After hearing news of the accident, Cowan rushed from Ketchum, Idaho, where she had been on a trekking holiday, to Taos.
‘Needless to say, we have a huge hole in our hearts right now. We knew our Kylie made a big impact on those around her, but I don’t think we could have fathomed how many people truly loved and cherished her,’ the bereaved mother wrote.
‘There will be several services and memorials, but her closest friends would want to come to the church service in her home town. We are tentatively scheduling that for Wednesday the 11th at 2:00 at First Baptist Wylie.
‘There will be many opportunities to honor Kylie in a musical venue as well, so we’ll be sure to keep everyone posted on that. Please know that we’ve never been a big fan of GoFundMe pages, but I believe there will be several benefits for Kylie’s precious 6-year-old daughter, Corbie, as Kylie, like most musicians, did not have assets or life insurance.
‘Our hearts go out to the family and friends of the 16-year-old girl who also died on the scene of the accident last night in Taos.’
The Texas native had been driving a festival in the New Mexico town where she was scheduled to perform when the crash occurred.
Hours before the crash, Harris tweeted she was almost out of fuel and 36 miles from the nearest gas station.
‘Dear baby Jesus please don’t let me get stranded in NM,’ she tweeted.
She also shared a haunting final Instagram story describing how many of her relatives had died in the exact area she was driving through.
‘I love this festival, for those of you who don’t know…my grandparents lived here, my uncle still lives here, but literally everybody that was here has passed away except from my uncle and including my dad and I’m going to cry, driving these roads,’ she said in the video post.
Harris’s father died of cancer aged 54 in Taos.
‘You would think, I’ve been driving for almost 12 hours, you’d think that’s so exhausting and boring but the last couple of hours just driving through the mountains, remembering my place in the backseat as a little kid when my dad was making these treks here it was the f*****g best,’ she added.
Harris leaves behind a six-year-old daughter, Corbie Rae Watkins. Fans, friends and family have already donated more than $26,000 to a GoFundMe page raising funds for the singer’s funeral and Corbie’s college fund.

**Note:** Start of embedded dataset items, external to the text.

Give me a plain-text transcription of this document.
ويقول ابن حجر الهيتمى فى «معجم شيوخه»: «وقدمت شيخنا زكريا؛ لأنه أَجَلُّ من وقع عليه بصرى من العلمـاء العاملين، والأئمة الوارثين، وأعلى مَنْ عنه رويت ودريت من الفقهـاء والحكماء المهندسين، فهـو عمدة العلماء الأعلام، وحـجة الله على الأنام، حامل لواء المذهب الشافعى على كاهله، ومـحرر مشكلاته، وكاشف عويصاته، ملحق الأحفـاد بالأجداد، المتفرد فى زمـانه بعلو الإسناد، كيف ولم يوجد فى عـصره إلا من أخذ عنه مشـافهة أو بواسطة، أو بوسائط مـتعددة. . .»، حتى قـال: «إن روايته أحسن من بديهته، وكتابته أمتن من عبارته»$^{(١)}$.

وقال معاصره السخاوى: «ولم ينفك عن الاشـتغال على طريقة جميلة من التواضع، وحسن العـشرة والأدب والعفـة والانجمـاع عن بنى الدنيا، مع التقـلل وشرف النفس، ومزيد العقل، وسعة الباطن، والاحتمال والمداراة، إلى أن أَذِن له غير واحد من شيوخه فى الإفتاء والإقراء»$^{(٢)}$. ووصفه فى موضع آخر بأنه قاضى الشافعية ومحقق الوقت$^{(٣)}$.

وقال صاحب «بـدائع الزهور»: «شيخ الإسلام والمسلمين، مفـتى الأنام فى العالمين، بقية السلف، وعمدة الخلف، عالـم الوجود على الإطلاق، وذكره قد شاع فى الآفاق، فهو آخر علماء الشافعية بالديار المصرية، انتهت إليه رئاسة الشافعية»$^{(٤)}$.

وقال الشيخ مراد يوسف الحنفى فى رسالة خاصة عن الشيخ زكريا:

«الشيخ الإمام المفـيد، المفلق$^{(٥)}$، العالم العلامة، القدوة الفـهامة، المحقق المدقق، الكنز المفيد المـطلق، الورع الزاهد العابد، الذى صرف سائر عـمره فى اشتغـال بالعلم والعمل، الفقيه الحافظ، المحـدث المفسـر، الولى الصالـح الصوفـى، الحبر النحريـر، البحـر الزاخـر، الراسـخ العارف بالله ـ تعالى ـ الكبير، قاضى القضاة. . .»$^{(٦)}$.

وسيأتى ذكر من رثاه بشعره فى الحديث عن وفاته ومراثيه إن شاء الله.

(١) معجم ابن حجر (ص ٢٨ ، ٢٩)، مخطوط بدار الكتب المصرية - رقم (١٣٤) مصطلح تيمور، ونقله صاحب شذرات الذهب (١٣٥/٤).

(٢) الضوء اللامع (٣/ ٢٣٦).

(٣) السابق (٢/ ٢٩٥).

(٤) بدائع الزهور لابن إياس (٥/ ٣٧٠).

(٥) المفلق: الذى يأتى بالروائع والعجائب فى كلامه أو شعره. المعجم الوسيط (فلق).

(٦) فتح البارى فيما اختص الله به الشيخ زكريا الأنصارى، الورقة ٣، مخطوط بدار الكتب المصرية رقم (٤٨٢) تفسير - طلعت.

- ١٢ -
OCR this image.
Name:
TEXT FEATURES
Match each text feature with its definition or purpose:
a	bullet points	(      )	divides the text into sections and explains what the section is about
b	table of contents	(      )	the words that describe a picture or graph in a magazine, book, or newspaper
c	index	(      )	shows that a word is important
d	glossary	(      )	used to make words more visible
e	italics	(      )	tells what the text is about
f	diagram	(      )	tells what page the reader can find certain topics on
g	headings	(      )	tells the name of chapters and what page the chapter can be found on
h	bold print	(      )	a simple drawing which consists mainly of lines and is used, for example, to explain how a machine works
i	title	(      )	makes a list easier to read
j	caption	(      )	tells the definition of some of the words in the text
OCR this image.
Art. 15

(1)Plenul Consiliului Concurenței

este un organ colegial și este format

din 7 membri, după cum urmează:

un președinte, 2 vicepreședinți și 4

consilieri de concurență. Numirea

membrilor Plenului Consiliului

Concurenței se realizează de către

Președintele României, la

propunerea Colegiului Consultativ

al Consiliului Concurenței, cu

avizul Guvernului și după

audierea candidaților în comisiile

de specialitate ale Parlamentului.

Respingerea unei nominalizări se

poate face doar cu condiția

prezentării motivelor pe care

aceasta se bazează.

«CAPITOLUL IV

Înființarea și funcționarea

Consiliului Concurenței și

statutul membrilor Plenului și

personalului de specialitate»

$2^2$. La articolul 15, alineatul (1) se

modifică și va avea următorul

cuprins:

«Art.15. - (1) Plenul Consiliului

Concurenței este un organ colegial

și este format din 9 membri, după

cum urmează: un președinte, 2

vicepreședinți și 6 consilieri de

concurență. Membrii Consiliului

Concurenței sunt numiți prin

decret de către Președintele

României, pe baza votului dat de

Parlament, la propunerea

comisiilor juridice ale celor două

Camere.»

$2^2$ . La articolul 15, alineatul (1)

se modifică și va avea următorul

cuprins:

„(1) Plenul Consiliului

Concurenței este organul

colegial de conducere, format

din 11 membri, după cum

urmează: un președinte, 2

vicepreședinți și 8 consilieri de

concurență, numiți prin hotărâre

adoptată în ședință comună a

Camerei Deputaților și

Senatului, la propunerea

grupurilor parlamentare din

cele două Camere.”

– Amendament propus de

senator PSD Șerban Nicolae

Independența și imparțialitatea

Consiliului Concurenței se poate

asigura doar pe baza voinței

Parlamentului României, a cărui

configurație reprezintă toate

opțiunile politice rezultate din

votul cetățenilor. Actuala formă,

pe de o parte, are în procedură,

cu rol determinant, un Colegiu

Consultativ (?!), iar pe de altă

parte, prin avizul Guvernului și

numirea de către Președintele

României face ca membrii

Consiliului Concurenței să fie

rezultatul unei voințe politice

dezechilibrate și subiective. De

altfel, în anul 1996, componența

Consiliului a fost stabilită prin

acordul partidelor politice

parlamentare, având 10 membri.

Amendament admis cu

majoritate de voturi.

One of the country artist’s songs has become particularly tragic and poignant in the wake of her death.
Twenty Years From Now, written for her daughter, was released earlier this year, in which she sings,’God I hope I’m still around. Twenty years from now.’
Explaining the track in an interview with Billboard magazine in March, Harris said: ‘It scared me thinking that it was totally possible I could be gone before my daughter reaches that point… I want to meet my kid’s kids.
‘Getting to the age your parents were when you were a child brings a whole lot of perspective.’
Harris said she wrote the song four years ago after a road trip with her daughter to visit the girl’s estranged father, Jeremy Joe Watkins, who lives in Tulsa, Oklahoma.
‘I held my feelings together for most of the drive, but once I saw that little baby asleep in the backseat I pulled over and bawled my eyes out. I had no clue what I was doing, but I knew that I loved her fiercely, and prayed that one day she would come to her own conclusions about everything and see that I did the best that I knew how to,’ Harris told the magazine.
The former couple appear to have a fractious relationship, after Harris filed for a child support order in December 2018 according to court records.
Legal filings also show a case involving the custody of the six-year-old, where court documents sent to Watkins in Oklahoma were returned undelivered.
Harris had a troubled history with law enforcement, being charged in 2009 of assault with a deadly weapon which led to her being placed on probation for three years.